Global IT services company CGI opened its brand new Edinburgh office today – with a focus on some of the emerging technologies that are transforming the public sector.

Drones that scan buildings for defects and heat leakage, a global law enforcement and crime-fighting app, a primary and secondary teaching platform and robotic process automation (RPA) were all showcased at the Canadian firm’s plush new premises, which houses a hundred staff, on 81 George Street in the city.

Located across the road from the new WeWork office space, the opening adds to the tech offering on a street more famed for its luxury shopping than for cutting-edge digital products and services. CGI, which was previously located in the Gyle area of the city, has moved closer to one of its leading clients in Scotland, Edinburgh City Council, for which it provides extensive IT service support as well as numerous other public sector clients including The Scottish Government.

Tara McGeehan, President CGI UK and Lindsay McGranaghan, Vice President and Scotland Business Unit leader, welcomed city business contacts – as well as key clients – to the inauguration of the new open plan third floor office suite, which commands views across the Firth of Forth and also towards Edinburgh Castle.

McGeehan said: “We’re really, really proud of being here today and officially opening this office. We’ve got a long and proud history of working in Scotland – some of my team from Aberdeen are here, from Borders, Glasgow and Edinburgh. Philsophically, CGI are very much in a position of coming to a town, setting up… having a local presence and letting people work in their local communities and with their local communities.

“Our Edinburgh office represents a significant investment in our Scotland business unit. It highlights CGI’s determination to grow its presence further in the Scottish capital and beyond.”

McGranaghan added: “It’s only about three or four years ago that we were out at the Gyle; we had about a hundred members in total across Scotland, so to see over 100 members sitting in this office today, coupled with the work that we’re doing down in the Borders, in Glasgow and up in Aberdeen is truly something I think that not only I’m really proud of but all of the members and the teams who have supported this amazing journey. The metro model as we call it is really important in CGI and actually really important to our members in terms of our sense of community, so in addition, to use locally servicing our communities and clients, which makes a real difference because actually we’re consumers of a lot of the services that we’re delivering, particularly with our local authority clients, but also in terms of our community engagement.”

In terms of that corporate social responsibility (CSR) engagement, McGragaghan, who at 36 has become one of CGI’s youngest ever senior leaders, highlighted CGI’s STEM (Science, Technology, Engineering & Maths) Camps, which run across the country aimed at getting young people into tech careers, a ‘bring your daugther to work’ day, designed to address the gender imbalance in technology careers, and an environmental initiative in the Borders to plant 5,500 trees across 250 acres to offset the company’s carbon footprint.

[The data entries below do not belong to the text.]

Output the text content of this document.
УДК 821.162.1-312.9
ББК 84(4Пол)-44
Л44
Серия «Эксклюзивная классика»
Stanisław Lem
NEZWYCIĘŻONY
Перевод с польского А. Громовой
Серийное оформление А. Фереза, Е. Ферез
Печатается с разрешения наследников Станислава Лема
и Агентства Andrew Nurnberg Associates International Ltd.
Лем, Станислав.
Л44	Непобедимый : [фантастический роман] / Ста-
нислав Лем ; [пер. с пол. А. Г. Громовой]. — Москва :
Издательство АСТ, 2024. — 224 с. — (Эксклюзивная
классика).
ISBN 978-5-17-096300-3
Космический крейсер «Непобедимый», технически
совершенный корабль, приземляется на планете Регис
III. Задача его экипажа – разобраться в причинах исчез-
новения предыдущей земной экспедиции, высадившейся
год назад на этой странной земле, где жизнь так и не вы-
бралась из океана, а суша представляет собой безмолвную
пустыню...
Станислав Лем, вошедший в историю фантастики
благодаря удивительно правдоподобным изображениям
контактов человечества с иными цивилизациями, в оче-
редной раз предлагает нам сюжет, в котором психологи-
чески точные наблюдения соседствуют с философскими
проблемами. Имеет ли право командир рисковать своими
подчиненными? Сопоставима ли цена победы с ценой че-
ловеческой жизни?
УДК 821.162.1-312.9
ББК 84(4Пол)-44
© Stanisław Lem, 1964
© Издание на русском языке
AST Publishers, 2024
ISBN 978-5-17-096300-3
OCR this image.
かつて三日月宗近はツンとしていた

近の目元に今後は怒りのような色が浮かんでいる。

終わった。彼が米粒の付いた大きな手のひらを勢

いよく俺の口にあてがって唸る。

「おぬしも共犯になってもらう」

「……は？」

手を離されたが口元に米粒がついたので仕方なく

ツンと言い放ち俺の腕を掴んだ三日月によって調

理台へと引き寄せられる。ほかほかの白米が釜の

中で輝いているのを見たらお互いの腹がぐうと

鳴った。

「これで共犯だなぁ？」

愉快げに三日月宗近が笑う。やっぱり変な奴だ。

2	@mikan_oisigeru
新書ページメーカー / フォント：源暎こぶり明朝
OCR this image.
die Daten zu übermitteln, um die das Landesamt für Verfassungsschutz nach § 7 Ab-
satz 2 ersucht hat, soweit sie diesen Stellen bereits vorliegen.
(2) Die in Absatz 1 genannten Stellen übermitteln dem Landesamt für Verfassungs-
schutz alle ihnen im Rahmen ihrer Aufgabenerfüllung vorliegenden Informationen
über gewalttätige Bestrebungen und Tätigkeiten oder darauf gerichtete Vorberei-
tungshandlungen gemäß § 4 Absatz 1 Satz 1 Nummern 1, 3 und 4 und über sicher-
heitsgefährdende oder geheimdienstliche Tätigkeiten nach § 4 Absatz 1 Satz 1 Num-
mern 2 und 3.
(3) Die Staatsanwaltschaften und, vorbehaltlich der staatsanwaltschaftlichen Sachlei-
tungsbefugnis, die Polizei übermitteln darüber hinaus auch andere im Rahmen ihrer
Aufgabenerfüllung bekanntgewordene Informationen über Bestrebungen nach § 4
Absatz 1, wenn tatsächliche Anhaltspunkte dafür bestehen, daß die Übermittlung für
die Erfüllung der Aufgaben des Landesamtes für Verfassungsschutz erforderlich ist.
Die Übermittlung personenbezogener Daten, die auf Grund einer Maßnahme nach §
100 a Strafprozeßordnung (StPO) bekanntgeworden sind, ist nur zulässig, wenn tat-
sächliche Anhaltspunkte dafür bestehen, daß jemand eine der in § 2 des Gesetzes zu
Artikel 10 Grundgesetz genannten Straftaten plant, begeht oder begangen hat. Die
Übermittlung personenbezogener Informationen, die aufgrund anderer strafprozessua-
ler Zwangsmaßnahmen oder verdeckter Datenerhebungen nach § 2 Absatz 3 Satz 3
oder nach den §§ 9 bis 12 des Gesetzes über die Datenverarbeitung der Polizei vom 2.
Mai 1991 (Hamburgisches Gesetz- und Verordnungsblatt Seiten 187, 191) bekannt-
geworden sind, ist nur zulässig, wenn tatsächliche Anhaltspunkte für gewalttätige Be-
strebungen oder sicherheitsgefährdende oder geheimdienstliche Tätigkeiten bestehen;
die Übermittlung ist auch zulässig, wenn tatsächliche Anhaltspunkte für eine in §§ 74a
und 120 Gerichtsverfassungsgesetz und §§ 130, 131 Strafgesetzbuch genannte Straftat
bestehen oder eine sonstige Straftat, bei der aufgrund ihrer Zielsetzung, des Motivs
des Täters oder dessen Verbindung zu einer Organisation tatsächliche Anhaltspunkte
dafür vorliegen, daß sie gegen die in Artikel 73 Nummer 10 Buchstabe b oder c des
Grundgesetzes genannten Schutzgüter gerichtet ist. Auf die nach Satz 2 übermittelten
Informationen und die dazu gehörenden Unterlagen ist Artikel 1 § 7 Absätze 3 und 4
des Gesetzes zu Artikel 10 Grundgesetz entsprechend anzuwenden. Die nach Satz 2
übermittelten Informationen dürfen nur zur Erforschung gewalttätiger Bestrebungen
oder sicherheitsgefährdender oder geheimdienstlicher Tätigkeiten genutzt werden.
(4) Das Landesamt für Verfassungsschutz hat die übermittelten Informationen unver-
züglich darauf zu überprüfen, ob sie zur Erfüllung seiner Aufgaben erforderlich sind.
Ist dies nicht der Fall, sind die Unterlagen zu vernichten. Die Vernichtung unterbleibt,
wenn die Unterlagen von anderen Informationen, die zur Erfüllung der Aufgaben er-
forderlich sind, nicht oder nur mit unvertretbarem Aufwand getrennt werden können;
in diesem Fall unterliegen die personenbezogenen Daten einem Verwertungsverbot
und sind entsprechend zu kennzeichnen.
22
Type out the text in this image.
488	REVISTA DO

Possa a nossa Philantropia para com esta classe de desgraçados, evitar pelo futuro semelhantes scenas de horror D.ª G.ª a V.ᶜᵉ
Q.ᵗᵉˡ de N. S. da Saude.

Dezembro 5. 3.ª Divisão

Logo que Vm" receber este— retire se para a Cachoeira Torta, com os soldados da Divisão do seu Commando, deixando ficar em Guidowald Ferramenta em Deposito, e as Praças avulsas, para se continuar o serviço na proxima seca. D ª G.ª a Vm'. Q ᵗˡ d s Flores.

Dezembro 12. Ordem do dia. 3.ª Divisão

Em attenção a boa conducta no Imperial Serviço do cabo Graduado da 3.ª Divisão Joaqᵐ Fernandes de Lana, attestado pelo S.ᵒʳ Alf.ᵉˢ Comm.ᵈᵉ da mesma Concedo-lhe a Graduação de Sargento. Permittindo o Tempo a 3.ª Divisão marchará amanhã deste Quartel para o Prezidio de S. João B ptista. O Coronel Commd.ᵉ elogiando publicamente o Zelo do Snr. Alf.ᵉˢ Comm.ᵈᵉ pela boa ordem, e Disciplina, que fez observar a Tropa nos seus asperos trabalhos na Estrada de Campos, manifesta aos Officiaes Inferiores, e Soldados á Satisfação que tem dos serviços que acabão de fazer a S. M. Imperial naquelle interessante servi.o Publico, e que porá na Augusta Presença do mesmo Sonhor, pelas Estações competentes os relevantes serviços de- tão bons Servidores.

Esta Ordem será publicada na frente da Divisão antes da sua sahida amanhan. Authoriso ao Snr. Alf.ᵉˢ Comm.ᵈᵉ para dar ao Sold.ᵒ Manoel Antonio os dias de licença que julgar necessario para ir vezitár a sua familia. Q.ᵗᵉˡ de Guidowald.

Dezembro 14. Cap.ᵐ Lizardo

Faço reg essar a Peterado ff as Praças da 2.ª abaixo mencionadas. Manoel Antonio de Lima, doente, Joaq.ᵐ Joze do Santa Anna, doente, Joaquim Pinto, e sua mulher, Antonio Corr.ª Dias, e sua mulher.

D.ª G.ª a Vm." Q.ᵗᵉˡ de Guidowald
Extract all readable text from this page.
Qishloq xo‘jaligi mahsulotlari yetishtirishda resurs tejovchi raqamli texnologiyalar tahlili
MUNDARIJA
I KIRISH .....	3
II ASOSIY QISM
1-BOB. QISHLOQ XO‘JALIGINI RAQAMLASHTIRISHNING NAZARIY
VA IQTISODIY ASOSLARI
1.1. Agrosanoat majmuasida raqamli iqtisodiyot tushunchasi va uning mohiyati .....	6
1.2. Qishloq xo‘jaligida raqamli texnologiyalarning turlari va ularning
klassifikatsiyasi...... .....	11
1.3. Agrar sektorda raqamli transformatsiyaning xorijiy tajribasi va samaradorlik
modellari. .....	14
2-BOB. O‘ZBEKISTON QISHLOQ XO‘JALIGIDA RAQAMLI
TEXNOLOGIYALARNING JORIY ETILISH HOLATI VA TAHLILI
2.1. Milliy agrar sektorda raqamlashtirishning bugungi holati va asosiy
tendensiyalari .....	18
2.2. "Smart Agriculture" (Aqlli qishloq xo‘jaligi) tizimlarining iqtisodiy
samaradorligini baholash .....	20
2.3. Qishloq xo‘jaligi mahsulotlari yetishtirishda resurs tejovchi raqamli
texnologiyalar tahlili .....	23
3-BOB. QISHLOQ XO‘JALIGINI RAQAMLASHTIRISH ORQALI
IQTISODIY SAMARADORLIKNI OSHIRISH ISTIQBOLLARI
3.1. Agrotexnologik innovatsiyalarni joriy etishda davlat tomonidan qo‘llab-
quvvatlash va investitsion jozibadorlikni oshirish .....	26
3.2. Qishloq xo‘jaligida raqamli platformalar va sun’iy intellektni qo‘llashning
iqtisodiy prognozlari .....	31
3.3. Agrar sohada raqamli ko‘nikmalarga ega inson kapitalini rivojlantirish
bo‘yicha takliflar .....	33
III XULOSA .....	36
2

Cllr Adam McVey, Leader of the City of Edinburgh Council, said: “The opening of this new office cements CGI’s commitment to Edinburgh’s growing reputation as a global tech hub. This comes after the city’s accolade of being Europe’s most attractive destination for tech businesses to locate to. Their investment in the heart of the city confirms the importance CGI places on the relationship it has with both the city and with the council.

“The council and CGI have been working together since 2016 trying to modernise a lot of our functions, a lot of our services, a lot of our back office facilities, to help channel better delivery for the people of Edinburgh and I think we’re on quite a long journey to get to where we want to be: we’ve got big aspirations for our city and hopefully CGI mirrors that.”

The company, which has invested £6m in the new 9,529 sq ft office on a 10-year lease, with capacity for more than 250 staff, showcased some of its leading-edge products and services as part of the lunchtime event on Monday; it demonstrated a new drone technology from one of its suppliers Balmore Group, which scans buildings for defects and produces thermal imaging to track energy emissions. Initial scans of The Tontine shared office space in Glasgow has the potential to identify significant building work at a fraction of the cost of employing technicians to manually check the exterior of buildings. The company, which deployed a peregrine falcon to protect its drones from the threat of seagulls, found a number of ‘code red’ flaws in the building, which is owned by Glasgow City Council and provides space for tech start-ups.

CGI’s cutting-edge proprietary software i-D360, which has the potential to enable global law enforcement agencies among the ‘Five Eyes’ nations (UK, US, Canada, Australia and New Zealand) to share evidence and track organised crime suspects using sophisticated data analysis techniques was also demonstrated, as was classroom education tool Empowered Education and robotic process automation (RPA) software, which is helping Glasgow City Council reduce its reliance on manual data entry from paper based forms, freeing up staff to do more interesting and stimulating work.

Founded in 1976, CGI is among the largest independent and consulting services firms in the world, employing 77,500 staff (or ‘members’ as the company calls them) across the globe. In Scotland, the business works with more than 24 third party suppliers (two thirds are SMEs), which redirects more than £10m back into the Scottish economy every year.